Sample preparation method for tissue based proteomic analysis of Azolla microphylla

The nitrogen fixing aquatic pteridophyte Azolla is used as biofertilizer for rice paddy. It is also used as poultry and cattle feed due to high protein content. However, its mass cultivation and exploitation is constrained due to the abiotic stress conditions it is exposed to. The system is interesting due to the presence of symbiotic nitrogen fixing cyanobacteria and its interaction with the carbon fixing host. Therefore these interactions have to be studied at the molecular level using advanced techniques.

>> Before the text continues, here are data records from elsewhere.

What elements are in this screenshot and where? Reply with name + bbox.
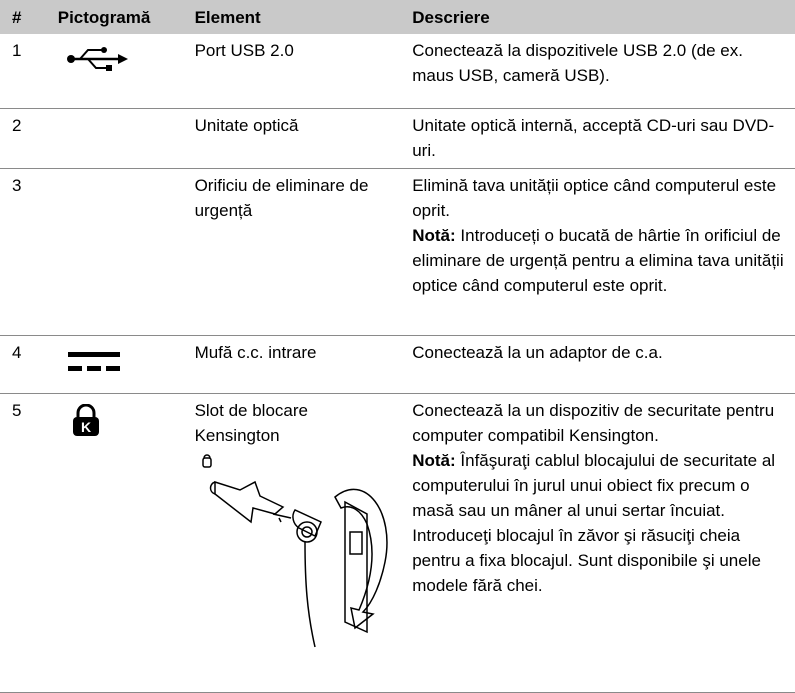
description: Elimină tava unității optice când comput… [412, 175, 777, 220]
note: Notă: Înfăşuraţi cablul blocajului de se… [412, 448, 787, 598]
header-cell: Element [186, 0, 405, 34]
icon-cell [49, 34, 187, 109]
element: Port USB 2.0 [186, 34, 405, 109]
note-label: Notă: [412, 450, 456, 470]
row: 3 Orificiu de eliminare de urgență Elimi… [0, 168, 795, 336]
icon-cell [49, 335, 187, 394]
element: Slot de blocare Kensington [194, 400, 308, 445]
element-cell: Slot de blocare Kensington [186, 393, 405, 693]
description-cell: Elimină tava unității optice când comput… [404, 168, 795, 336]
description: Conectează la un adaptor de c.a. [404, 335, 795, 394]
num: 4 [0, 335, 50, 394]
icon-cell: K [49, 393, 187, 693]
header-cell: Pictogramă [49, 0, 187, 34]
kensington-illustration [201, 453, 388, 647]
icon-cell [49, 168, 187, 336]
row: 5 K Slot de blocare Kensington Conecteaz… [0, 393, 795, 693]
row: 1 Port USB 2.0 Conectează la dispozitive… [0, 34, 795, 109]
description: Unitate optică internă, acceptă CD-uri s… [404, 108, 795, 169]
element: Unitate optică [186, 108, 405, 169]
row: 4 Mufă c.c. intrare Conectează la un ada… [0, 335, 795, 394]
note: Notă: Introduceți o bucată de hârtie în … [412, 223, 787, 298]
note-text: Introduceți o bucată de hârtie în orific… [412, 225, 784, 295]
note-text: Înfăşuraţi cablul blocajului de securita… [412, 450, 776, 595]
num: 1 [0, 34, 50, 109]
usb-icon [66, 47, 128, 71]
header-row: # Pictogramă Element Descriere [0, 0, 795, 34]
description: Conectează la dispozitivele USB 2.0 (de … [404, 34, 795, 109]
dc-icon [67, 351, 120, 371]
element: Mufă c.c. intrare [186, 335, 405, 394]
header-cell: Descriere [404, 0, 795, 34]
note-label: Notă: [412, 225, 456, 245]
icon-cell [49, 108, 187, 169]
num: 3 [0, 168, 50, 336]
row: 2 Unitate optică Unitate optică internă,… [0, 108, 795, 169]
description: Conectează la un dispozitiv de securitat… [412, 400, 775, 445]
num: 2 [0, 108, 50, 169]
svg-text:K: K [81, 419, 91, 435]
header-cell: # [0, 0, 50, 34]
kensington-icon: K [72, 403, 99, 436]
description-cell: Conectează la un dispozitiv de securitat… [404, 393, 795, 693]
num: 5 [0, 393, 50, 693]
element: Orificiu de eliminare de urgență [186, 168, 405, 336]
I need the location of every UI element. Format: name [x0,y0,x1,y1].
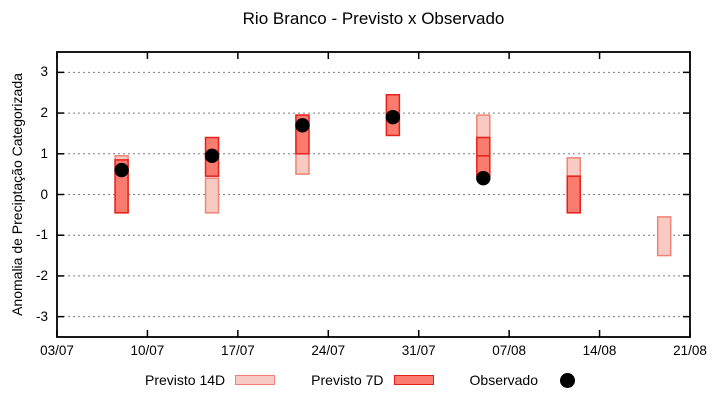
forecast-bar [476,136,491,177]
legend-item-previsto-14d: Previsto 14D [145,372,276,388]
observed-point [295,118,310,133]
forecast-bar [656,216,672,257]
observed-point [385,109,401,125]
forecast-bar [566,175,581,214]
legend-label-previsto-7d: Previsto 7D [311,372,384,388]
legend-item-previsto-7d: Previsto 7D [311,372,434,388]
legend-item-observado: Observado [470,372,575,388]
forecast-bar [204,177,220,214]
chart-title: Rio Branco - Previsto x Observado [242,9,505,28]
forecast-bar [476,114,491,139]
forecast-bar [566,157,581,177]
previsto-14d-swatch-icon [235,375,276,385]
observed-point [204,148,220,164]
observed-point [476,171,491,186]
legend-label-observado: Observado [469,372,538,388]
observado-dot-icon [560,372,575,388]
previsto-7d-swatch-icon [393,375,434,385]
observed-point [114,162,129,178]
legend-label-previsto-14d: Previsto 14D [145,372,226,388]
legend: Previsto 14D Previsto 7D Observado [0,367,720,393]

Proteomics is a technique which can be employed to reveal the mechanism of cross talk between the host and its symbiont as well as its response to abiotc stress. The primary step that contributes to successful proteomic analysis is standardization of sound protocols for protein extraction and sufficient yield to initiate proteomic studies using 2-dimensional electrophoresis. However, reports are not available on the protein extraction procedures in Azolla. Therefore in the present study we attempted to optimize protein extraction protocol in the whole plant, roots and the chloroplast of Azolla microphylla using phenol extraction, TCA-acetone and phosphate buffer methods. Our studies showed the efficacy of phenol extraction method in terms of maximum yield and resolution of proteins in Azolla.

Salinity induced physiological and biochemical changes in the freshly separated cyanobionts of Azolla microphylla and Azolla caroliniana.

Freshly separated cyanobionts of Azolla microphylla and Azolla caroliniana plants exposed to salinity showed decline in the cellular constituents such as chlorophyll (23.1 and 38.9%) and protein (12.9 and 19.3%). However, an increase in the carotenoid and sugar content was observed. Exposure to salinity stress reduced the heterocyst frequency (35.4 and 57.2%) and nitrogenase activity (37.7 and 46.3%) of the cyanobionts. Increase in the activity of antioxidant enzymes such as super oxide dismutase (50.6 and 11.5%), ascorbate peroxidase (63.7 and 57.9%), catalase (94.2 and 22.5%) as well as non-enzymatic antioxidant proline (18.8 and 13.3%) was also observed in response to salinity. The cyanobionts exhibited significant increase in the intracellular Na(+) level and reduced intracellular K(+)/Na(+) and Ca(2+)/Na(+) ratio in response to salinity. The results demonstrate the adverse impact of salinity on the freshly separated cyanobionts as similar to free living cyanobacteria. These results may be helpful in the critical evaluation of salinity tolerance mechanism of the cyanobiont and its interaction with the host.